Saya ingin bilang ke influencer tersebut, kalau ketakutan itu manusiawi, dan yang bisa menghapusnya ya diri kita sendiri. Maka carilah informasi, wawasan, sejarah yang mungkin atau tidak mungkin ketakutan itu datang lagi, teruslah mencari kebenaran tersebut. Tapi ketika kamu terus mencari, dan masih tetap takut, ya mau diapain lagi. Kalau menyangkut pilpres kemarin ya “kalau sudah mencari rekam jejaknya, tapi tetap masih takut, jalan paling akhirnya adalah tidak memilih beliau”. soalnnya ternyata bukan influencer non muslim saja yang takut, ternyata ada teman saya yang juga takut. itu beneran takut atau cuma cari pembenaran? semoga beneran takut dan cari jawaban

RAMADHAN MENULIS 4. EPS 05 : KENAPA BUKAN YANG LAIN?
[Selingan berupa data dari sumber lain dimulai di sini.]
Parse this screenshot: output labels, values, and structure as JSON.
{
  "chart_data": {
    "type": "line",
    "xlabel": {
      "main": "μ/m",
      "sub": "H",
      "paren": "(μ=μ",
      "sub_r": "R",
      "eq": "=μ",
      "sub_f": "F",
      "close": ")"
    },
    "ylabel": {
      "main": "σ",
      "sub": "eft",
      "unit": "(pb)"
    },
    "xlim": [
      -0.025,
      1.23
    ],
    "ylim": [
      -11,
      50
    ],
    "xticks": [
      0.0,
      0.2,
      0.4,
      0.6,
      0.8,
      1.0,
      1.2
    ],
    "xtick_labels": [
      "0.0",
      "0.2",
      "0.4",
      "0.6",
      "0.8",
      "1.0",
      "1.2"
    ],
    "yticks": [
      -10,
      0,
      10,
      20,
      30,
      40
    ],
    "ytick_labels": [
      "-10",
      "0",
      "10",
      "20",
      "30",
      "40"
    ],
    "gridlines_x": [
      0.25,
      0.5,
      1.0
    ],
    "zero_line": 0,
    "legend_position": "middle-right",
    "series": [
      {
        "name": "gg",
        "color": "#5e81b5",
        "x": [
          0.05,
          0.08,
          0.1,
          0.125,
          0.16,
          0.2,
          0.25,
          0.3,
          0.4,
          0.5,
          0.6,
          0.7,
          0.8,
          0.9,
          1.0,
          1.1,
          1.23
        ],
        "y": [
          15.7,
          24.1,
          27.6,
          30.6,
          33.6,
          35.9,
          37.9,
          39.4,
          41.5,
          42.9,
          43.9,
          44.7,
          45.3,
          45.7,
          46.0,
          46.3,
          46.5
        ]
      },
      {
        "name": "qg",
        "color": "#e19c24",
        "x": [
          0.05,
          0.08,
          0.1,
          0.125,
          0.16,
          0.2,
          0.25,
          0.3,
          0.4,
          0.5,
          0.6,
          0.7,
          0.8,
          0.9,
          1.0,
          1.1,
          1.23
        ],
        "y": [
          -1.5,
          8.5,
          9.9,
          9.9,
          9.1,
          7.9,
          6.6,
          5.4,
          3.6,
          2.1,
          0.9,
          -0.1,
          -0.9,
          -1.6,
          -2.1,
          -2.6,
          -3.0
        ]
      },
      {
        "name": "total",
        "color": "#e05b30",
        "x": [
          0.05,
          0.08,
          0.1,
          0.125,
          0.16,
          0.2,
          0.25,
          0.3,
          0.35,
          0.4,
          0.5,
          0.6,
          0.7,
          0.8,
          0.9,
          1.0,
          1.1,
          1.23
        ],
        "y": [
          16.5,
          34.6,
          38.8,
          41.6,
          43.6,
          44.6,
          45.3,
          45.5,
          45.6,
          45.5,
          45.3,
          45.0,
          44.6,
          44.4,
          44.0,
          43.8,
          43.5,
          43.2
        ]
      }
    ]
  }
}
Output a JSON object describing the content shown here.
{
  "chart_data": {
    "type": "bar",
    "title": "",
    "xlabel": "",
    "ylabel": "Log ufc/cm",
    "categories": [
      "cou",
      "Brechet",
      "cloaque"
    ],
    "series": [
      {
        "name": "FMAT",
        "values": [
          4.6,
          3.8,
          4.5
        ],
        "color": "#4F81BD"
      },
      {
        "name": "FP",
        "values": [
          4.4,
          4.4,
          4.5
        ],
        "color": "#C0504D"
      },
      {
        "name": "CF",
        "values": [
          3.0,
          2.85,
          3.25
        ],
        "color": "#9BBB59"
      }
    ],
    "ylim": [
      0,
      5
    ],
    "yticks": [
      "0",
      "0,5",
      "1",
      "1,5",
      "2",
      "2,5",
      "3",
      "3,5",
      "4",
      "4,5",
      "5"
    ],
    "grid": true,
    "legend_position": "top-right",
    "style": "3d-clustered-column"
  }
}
Kenapa saya tidak memilih 02 atau 03? Setelah saya menulis alasan saya kenapa memilih anies, saya akan menjelaskan juga kenapa sayas tidak memilih 02 dan 03, walaupun tidak tau ini informasi yang penting atau tidak. Tapi seperti namanya, Ramadhan menulis, ya saya menulis sesuatu yang saya suka dan pikirkan aja. dan ini penjelasan saya secara menyeluruh, kalau mendetail, kapan-kapan kita diskusi aja biar lebih enak

Pertama, kenapa saya tidak pilih 03, ganjar dan mahfud? Alasan paling mendasarnya adalah partainya. Bagi saya partainya tidak cocok dengan cara saya berpikir, semua tindak tanduknya sangat menjengkelkan bagi saya. Satu contohnya adalah ketika pemilu kali ini ganjar mengucapkan kalimat “kami tidak ada potongan dictator, pelanggar ham dan beban masa lalu” tujuan kalimat ini adalah untuk menyerang 02, prabowo sebagai yang sering dituduh andil dalam pelanggaran HAM Indonesia. Kalimat itu sebenarnya pernah digunakan jokowi ketika pemilu dulu, untuk menyerang pak prabowo juga 2014, dan 2019. Yang saya masalahkan adalah kenapa partai dan para petingginya membiarkan dua kader partainya (walau yang satu gak jelas status kekaderannya) mengucapkan itu, sedangkan dulu, 2009, ketumnya berpasangan dengan pak prabowo. Luar biasa culas sekali, menggunakan HAM sebagai alat politiknya.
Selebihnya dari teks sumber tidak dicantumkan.